Mind the (Skills) Gap
Reach, impact and influence have always been the mainstay of newspapers and journalism, and that means if you want to make a career now “you need understand social, you need to understand mobile and you need to understand video”.
For most fledgling journalists that has become second nature, but there is a developing skills gap emerging for those who have been in the industry for some time. Even Ezra Klein, Founder of Vox, has openly admitted that he was completely out of his depth with socially distributed video because it is a completely different game in terms of optimising towards behaviours, thinking about different segments, thinking about silent video, thinking about emotional framing and thinking about all the reasons why people might enjoy a piece of content.
For Hayward, that isn’t a concern for most young media types. “I think most of them are very aware of what journalism looks like today,” he says. “They know that a career based on 5,000 word think-pieces probably isn’t going to get them far, it could do one day, but that’s not where you start. There’s no point in being very French art cinema, there’s no point having incredibly wonderful messages that no one listens to.
“The people who I’m most concerned about are the ones who have been in the job over 15 years, and perhaps haven’t had the opportunity to learn new skills, or perhaps don’t want to.”
To The Future
Despite what many commentators may have you believe ‘words’ aren’t dead, but with the shift of social towards mobile the next generation of hacks are likely to be geared towards video journalism, and that’s where Joe is looking to recruit.
The brand has carved out a strong niche in the market by appealing to a male audience that is underrepresented both in terms of content and tone.
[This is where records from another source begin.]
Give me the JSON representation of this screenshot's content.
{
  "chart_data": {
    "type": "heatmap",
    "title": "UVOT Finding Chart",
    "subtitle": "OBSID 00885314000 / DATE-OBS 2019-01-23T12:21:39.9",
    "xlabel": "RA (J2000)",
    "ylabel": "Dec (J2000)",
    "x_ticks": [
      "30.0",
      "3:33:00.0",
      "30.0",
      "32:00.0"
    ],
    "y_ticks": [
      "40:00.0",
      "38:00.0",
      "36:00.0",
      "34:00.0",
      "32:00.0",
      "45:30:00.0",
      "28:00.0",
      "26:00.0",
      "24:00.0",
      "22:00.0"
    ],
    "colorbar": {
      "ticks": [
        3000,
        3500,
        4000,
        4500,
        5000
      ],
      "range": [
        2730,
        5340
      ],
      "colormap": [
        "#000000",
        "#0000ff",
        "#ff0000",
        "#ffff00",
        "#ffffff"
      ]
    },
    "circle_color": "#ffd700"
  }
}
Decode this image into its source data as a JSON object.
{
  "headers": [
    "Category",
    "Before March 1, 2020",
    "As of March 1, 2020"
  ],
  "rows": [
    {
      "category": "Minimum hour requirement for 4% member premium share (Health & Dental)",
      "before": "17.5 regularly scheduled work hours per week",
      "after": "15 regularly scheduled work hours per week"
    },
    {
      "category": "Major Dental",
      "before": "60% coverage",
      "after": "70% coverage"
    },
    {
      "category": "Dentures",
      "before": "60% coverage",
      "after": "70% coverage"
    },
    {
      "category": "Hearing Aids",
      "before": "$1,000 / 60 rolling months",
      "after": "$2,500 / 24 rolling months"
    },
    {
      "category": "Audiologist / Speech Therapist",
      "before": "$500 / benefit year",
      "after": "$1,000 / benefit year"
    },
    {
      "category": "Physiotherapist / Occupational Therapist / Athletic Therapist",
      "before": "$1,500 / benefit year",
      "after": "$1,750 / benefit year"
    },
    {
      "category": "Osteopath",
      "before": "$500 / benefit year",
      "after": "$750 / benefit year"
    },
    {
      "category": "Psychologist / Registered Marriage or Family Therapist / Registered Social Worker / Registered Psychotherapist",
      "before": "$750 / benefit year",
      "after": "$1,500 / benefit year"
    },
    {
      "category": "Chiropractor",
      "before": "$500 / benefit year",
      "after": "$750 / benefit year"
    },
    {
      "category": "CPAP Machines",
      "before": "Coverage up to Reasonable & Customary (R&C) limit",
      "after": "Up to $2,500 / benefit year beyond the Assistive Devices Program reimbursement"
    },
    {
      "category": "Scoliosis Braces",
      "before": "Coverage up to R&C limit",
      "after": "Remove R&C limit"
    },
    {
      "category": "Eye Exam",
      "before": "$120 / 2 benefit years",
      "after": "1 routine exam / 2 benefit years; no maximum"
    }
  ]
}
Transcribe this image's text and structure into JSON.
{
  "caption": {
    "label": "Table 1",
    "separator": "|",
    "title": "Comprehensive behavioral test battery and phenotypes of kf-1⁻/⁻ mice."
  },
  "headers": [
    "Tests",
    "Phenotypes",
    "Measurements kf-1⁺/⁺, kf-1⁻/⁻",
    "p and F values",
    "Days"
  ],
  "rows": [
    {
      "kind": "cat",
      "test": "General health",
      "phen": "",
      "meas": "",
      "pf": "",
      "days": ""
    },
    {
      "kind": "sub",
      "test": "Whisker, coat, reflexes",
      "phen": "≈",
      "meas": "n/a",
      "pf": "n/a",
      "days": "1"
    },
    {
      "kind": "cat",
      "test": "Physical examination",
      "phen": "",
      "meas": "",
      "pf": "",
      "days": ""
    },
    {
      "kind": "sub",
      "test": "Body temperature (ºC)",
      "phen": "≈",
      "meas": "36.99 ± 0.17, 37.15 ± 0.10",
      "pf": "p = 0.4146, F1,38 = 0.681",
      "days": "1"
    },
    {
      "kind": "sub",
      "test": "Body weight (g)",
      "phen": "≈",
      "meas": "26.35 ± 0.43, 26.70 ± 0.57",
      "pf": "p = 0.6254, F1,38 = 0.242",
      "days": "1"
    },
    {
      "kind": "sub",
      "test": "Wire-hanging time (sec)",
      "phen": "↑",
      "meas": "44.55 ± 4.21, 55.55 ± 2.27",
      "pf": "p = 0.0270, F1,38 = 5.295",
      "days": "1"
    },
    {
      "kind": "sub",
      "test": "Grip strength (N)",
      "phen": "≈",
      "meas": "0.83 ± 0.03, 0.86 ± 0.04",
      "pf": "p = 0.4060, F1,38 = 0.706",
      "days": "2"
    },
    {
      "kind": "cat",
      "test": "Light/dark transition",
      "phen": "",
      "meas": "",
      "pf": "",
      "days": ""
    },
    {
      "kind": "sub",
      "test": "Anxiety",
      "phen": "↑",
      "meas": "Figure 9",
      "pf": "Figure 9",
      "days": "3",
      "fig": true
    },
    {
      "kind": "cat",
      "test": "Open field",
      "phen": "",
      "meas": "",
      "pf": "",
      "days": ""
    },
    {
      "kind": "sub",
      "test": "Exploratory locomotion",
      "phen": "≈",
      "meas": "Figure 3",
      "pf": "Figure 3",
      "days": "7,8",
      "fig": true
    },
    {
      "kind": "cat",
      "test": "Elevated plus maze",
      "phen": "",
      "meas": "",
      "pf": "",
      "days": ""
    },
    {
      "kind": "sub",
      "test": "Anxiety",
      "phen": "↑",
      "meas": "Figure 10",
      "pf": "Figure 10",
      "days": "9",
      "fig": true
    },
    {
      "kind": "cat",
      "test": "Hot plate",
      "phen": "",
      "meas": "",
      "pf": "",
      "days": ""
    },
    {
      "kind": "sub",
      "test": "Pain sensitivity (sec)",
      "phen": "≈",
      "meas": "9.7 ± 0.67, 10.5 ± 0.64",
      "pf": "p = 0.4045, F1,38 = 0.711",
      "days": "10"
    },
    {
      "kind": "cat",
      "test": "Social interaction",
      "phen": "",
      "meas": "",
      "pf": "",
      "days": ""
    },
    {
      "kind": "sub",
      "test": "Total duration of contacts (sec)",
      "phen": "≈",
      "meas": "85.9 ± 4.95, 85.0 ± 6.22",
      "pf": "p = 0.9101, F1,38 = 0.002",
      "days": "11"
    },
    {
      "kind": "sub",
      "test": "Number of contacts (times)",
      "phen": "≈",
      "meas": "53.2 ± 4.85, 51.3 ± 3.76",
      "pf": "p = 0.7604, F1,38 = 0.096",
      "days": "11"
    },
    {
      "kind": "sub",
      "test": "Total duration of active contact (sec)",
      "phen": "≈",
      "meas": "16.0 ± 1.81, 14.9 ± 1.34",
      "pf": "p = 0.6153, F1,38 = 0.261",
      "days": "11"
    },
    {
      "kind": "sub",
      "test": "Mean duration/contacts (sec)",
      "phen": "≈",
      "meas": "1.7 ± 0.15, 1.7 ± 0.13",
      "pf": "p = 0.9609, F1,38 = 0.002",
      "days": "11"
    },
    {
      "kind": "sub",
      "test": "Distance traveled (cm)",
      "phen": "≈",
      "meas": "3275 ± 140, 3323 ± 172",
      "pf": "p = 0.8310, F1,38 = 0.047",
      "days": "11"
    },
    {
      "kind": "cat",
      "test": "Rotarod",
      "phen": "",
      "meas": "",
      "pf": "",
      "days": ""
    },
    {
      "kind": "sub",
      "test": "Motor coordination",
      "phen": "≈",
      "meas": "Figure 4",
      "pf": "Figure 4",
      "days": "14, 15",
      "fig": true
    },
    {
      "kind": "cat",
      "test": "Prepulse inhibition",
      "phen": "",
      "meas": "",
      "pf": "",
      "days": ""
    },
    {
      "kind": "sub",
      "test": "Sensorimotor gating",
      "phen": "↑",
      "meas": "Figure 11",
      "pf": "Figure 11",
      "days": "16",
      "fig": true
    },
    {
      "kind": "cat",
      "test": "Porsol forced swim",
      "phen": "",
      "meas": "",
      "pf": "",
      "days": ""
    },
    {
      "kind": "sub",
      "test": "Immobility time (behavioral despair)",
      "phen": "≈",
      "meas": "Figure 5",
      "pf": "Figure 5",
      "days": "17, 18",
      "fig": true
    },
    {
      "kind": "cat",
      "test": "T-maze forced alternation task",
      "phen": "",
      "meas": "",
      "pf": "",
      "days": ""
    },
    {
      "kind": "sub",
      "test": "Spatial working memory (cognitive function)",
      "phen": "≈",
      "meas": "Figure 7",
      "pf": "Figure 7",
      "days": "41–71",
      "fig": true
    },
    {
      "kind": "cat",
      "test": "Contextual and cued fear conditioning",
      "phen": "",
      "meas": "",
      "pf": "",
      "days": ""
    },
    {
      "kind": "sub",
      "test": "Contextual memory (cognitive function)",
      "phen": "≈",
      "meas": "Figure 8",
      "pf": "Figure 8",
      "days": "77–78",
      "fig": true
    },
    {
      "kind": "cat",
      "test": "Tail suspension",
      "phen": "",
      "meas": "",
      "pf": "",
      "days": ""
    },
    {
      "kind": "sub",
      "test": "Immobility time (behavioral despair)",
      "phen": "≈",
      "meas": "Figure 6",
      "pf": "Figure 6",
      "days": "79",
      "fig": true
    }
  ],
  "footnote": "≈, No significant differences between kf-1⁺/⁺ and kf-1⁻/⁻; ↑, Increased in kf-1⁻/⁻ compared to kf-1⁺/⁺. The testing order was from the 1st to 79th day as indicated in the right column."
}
For all the Lad Group’s great work capitalising on the death of the lad mags it would be a mistake to assume that accounts for “all young men”, and as they sweep up former Nuts readers by optimising towards the lowest common denominator they have left a big gap in their wake.
“If you look at the homepages of the Lad sites as a whole you’ll see them optimising towards anyone who will click on,” says Hayward, “so you’ll see horrific accidents, stories that are about objectifying women, you’ll see the click bait articles. And we think we can do much better than that.”
As it does. Joe content is informed, it is often thought-provoking and challenging, and most importantly it holds its readers in high regard, which is ultimately a reciprocal relationship.
But key to its success is not only developing a mature editorial message, but also a strong commercial proposition too. As Hayward explains, “with the rise of branded content lots of companies are running at the idea that you can go to a media organisation and we can create some stuff for you and put your logo on it. And I think that’s a bit of a bubble, because a lot of the branded content out there is very, very average.
“What we’re really excited about is that TV actually has a really good commercial model. We have launched a football show that we do every Friday called Football Friday Live which streams over Facebook and attracts hundreds of thousands of people. And we have a commercial partner in waiting for that so it will become Football Friday Live brought to you by X. So we run sponsored shows where we have a brand sponsoring something that editorially we really want to do.”
Joe, like several other dot com media start-ups is a publication to get excited about. They know how to connect with audiences on meaningful channels and equally how to deliver the best value to the brands they are working with, which is why if you navigate to their homepage you won’t see pleas for contributions there, just a forward-thinking media organisations that is becoming the embodiment of the future of journalism.